My friction plate was pretty close to the end of its life.

Haynes book of lies
-Haynes stated "if you have gearbox XYZ1234(???) then step 1) disconnect all steering and drop the front suspension, using spring compressors"...on mine I did not have to do this and I was quite glad because that would double the amount of work and my car spring compressors wouldnt look at the van springs. Maybe I didn't have the stated gearbox series where you do have to do this?
-Haynes also stated to drain the gearbox oil...not necessary on my 'box.

Special tools
-clutch alignment tool kit.
-socket set with several long extensions and U/J wobbler to reach some of the trickier bolts.
-torx key set for a few fasteners.
-Diameter14.9mm drift/punch/socket/bar to extract the spigot bearing from the crankshaft.

Work tips
-I did this over a full size pit with a transmission jack and an assistant(Dad). This made everything pretty easy, but I work slow, a bit of a perfectionist and chat to my dad while working so it still took most of an afternoon and most of an evening even though everything went quite well.

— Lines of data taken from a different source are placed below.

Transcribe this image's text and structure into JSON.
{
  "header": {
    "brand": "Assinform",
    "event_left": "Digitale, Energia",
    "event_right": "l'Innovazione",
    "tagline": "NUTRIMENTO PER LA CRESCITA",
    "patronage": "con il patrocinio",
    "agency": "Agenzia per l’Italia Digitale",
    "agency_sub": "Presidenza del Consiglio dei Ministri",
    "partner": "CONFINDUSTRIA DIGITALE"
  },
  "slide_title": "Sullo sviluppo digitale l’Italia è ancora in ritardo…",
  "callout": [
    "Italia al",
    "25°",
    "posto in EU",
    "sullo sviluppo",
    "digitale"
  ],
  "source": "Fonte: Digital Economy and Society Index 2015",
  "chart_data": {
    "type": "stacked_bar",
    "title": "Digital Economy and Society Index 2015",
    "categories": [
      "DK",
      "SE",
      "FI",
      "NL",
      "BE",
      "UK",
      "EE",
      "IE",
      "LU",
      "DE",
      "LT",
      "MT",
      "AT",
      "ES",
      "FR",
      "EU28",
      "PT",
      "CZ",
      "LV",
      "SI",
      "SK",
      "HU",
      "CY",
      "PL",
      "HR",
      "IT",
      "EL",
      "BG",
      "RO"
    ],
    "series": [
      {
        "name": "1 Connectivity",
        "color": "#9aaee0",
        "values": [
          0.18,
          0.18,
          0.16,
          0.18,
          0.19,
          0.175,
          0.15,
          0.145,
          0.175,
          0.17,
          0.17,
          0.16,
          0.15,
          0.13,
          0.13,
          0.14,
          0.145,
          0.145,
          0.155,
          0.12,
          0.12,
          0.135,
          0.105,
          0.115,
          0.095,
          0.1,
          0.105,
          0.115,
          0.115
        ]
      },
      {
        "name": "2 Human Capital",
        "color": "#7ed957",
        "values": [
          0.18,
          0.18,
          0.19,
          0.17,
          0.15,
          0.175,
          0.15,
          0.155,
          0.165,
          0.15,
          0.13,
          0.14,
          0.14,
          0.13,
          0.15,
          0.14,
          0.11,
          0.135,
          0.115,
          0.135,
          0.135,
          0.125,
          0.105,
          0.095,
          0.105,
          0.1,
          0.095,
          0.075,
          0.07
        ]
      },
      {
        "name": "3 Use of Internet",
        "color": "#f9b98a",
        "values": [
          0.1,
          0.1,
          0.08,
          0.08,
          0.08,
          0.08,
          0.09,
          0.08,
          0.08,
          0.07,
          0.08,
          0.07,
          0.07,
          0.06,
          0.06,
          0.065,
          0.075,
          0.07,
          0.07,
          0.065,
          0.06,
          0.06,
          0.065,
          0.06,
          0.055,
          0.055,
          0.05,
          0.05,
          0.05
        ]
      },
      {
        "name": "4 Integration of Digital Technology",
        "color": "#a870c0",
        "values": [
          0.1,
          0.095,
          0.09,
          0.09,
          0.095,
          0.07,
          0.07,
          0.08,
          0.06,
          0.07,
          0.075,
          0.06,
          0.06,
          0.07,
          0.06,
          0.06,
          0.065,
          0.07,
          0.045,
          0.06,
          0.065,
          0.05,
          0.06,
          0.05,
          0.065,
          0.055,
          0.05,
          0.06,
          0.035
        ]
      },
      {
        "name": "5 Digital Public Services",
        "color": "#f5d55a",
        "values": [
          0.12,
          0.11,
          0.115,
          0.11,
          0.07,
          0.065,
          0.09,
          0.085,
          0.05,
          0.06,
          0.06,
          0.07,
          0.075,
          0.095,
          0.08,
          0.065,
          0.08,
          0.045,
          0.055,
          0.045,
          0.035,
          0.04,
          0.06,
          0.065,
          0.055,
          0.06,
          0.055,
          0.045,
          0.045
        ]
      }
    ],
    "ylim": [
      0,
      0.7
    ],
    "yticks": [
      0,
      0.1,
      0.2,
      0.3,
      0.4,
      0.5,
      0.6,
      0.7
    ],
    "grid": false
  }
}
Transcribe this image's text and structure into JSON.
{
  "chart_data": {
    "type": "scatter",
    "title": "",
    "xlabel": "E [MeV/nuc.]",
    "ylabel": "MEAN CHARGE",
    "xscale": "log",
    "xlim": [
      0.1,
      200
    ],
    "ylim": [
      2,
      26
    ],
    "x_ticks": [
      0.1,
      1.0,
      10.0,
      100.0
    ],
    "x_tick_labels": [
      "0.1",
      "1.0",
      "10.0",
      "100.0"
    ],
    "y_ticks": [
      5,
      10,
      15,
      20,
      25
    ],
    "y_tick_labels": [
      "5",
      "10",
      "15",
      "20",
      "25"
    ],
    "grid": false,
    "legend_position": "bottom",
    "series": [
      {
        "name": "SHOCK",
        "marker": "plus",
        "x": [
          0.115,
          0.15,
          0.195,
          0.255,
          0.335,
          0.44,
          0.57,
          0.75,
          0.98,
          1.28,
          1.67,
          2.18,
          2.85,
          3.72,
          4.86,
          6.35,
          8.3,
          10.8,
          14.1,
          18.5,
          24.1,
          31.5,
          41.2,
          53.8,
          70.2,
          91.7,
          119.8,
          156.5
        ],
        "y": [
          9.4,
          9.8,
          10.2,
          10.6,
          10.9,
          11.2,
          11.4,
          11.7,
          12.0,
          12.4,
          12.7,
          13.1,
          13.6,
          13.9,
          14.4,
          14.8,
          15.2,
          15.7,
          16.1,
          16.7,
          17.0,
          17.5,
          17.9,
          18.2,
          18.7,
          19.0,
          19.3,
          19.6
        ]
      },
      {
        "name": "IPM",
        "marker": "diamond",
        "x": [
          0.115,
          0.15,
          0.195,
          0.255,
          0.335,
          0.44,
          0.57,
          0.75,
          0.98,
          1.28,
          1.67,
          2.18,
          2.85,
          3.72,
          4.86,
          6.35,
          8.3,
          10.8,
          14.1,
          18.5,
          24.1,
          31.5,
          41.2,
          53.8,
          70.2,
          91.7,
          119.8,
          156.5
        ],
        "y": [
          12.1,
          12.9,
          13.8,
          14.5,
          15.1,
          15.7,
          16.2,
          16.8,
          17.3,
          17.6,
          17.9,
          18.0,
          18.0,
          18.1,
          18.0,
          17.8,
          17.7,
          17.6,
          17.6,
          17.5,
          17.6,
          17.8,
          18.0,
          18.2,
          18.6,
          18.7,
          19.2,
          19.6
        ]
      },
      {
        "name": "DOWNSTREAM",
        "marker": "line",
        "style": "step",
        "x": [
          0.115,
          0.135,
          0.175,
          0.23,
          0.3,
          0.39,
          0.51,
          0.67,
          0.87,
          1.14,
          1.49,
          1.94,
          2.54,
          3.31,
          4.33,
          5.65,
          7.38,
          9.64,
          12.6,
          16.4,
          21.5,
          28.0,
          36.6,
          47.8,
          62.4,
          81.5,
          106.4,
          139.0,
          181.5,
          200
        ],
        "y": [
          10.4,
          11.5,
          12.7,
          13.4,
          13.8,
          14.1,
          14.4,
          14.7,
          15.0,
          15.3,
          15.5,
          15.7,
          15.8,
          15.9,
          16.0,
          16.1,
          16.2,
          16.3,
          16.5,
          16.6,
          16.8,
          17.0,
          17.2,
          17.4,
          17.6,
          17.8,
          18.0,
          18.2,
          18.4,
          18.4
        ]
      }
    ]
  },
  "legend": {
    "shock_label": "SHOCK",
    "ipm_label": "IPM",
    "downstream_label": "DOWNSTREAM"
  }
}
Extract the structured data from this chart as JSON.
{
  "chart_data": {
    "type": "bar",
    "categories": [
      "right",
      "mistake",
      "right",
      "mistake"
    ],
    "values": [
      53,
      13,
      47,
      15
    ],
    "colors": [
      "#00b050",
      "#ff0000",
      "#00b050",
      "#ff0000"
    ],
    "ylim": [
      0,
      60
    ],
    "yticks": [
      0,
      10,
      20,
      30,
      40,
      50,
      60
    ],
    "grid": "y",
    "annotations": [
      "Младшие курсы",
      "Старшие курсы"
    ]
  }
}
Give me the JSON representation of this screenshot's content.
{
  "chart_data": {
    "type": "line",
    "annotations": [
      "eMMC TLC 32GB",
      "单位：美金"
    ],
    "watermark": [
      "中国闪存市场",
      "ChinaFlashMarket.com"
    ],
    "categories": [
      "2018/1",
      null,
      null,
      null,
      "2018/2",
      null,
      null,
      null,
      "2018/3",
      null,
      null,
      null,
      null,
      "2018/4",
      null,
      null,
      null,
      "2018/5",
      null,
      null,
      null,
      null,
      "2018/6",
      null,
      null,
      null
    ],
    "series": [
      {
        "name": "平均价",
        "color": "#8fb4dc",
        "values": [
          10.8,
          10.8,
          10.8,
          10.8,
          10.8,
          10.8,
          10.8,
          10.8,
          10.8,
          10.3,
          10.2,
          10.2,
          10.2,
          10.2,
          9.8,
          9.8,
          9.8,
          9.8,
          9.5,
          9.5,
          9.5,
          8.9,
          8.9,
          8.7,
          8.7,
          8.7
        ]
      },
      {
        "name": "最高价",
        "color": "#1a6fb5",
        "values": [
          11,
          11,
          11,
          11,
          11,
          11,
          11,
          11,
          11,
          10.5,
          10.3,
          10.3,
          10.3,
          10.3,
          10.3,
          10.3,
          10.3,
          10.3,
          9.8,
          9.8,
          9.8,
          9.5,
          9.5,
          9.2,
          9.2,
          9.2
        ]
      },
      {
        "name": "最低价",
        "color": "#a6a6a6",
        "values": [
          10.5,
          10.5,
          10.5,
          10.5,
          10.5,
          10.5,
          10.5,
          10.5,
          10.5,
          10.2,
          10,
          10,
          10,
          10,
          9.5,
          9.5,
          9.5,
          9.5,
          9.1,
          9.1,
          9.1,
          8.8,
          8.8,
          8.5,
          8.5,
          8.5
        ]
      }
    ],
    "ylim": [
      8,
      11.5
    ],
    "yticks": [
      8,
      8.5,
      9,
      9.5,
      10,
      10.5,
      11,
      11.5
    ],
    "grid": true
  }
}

-Spigot bearing removal. This is tricky because the bearing lives in the end of the crankshaft in a blind hole with a hole too small for most bearing pullers to pull it. I had heard about the trick where you fill the space behind the spigot bearing with grease, then put something that fits snug in the hole and hit it, the pressure of the grease then forces the bearing out from behind. I have done this professionally on machines before and it is messy. The cleaner way is to fill the space behind the bearing with chunks of bread...yes really...and use something that fits snug in the hole to drive the bearing out: no grease squirting everywhere and your "snug" fitting thing does not have to be all that good a fit.

-Spigot bearing fitting. Put it in the freezer for a long time, then when ready to fit take it out and carry it to the van FAST in a plastic box so it doesnt warm up much. Freezing it will cause it to shrink making it easier to fit. Make sure to drive it square on with a suitable socket that does not touch the inner race of the bearing.

-Shaft oil seal is easier to fit if warmed in a bucket of hot water or using a hot air gun to make it more malleable.

-Other than that the job was pretty easy and obvious and straight forward. The engine was left on its mounts with a jack to support it and adjust the angle a bit. Propshaft and exhaust were unbolted and tied out the way with wire.

I now have a spare pressure plate in decent condition, PM me if you want it (November 2017 at time of writing) for the cost of postage or you can collect from near Edinburgh for a packet of biscuits.